Londres et Bruxelles ont en réalité trouvé des compromis sur la plupart des contentieux nés de la rupture programmée, notamment la facture à régler. Mais ils continuent de buter sur certains points, principalement le sort de la frontière irlandaise. Les deux parties sont d’accord pour éviter le rétablissement d’une frontière physique entre la province britannique d’Irlande du Nord et la République d’Irlande, mais Londres conteste les termes du « filet de sécurité » (« backstop ») réclamé par l’UE pour garantir ce résultat.

La solution préconisée par les 27 -qui prévoit le maintien de l’Irlande du Nord dans l’union douanière s’il n’y a pas d’autre solution satisfaisante- est jugée « inacceptable » en l’état par Londres, car elle créerait à ses yeux une frontière de fait entre l’Irlande du Nord et le reste du Royaume-Uni.
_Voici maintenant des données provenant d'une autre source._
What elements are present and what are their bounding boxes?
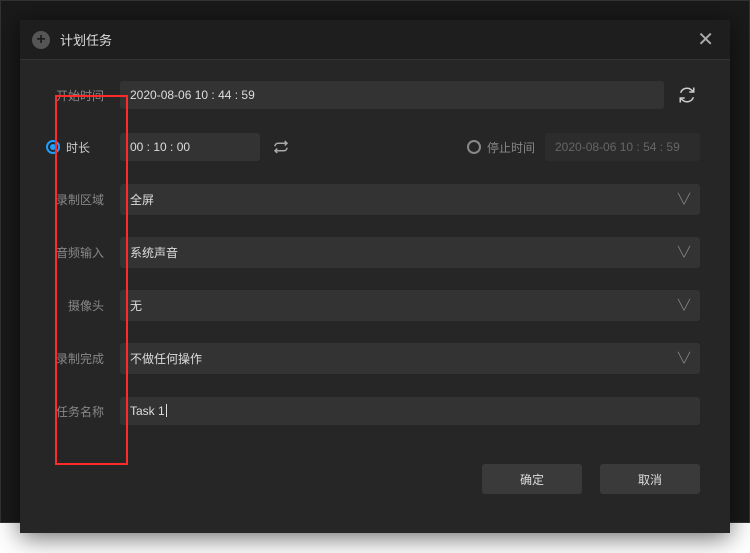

Theresa May continue, elle, de défendre son plan dit « de Chequers » : le maintien d’une relation commerciale étroite avec l’UE après le Brexit, avec une zone de libre-échange pour les biens, qui réglerait selon elle le contentieux de la frontière irlandaise.

Un nouveau sommet mi-novembre

Si les négociations échouent, « ce serait difficile pour l’Europe, mais ce serait terrible pour le Royaume-Uni », a prévenu le chancelier autrichien Sebastian Kurz. Donald Tusk a déjà annoncé qu’il proposerait jeudi un sommet européen supplémentaire à « la mi-novembre », en plus de celui du 18 octobre initialement censé boucler les tractations. « On est tellement proche d’un accord qu’un accident est possible », a commenté un diplomate européen.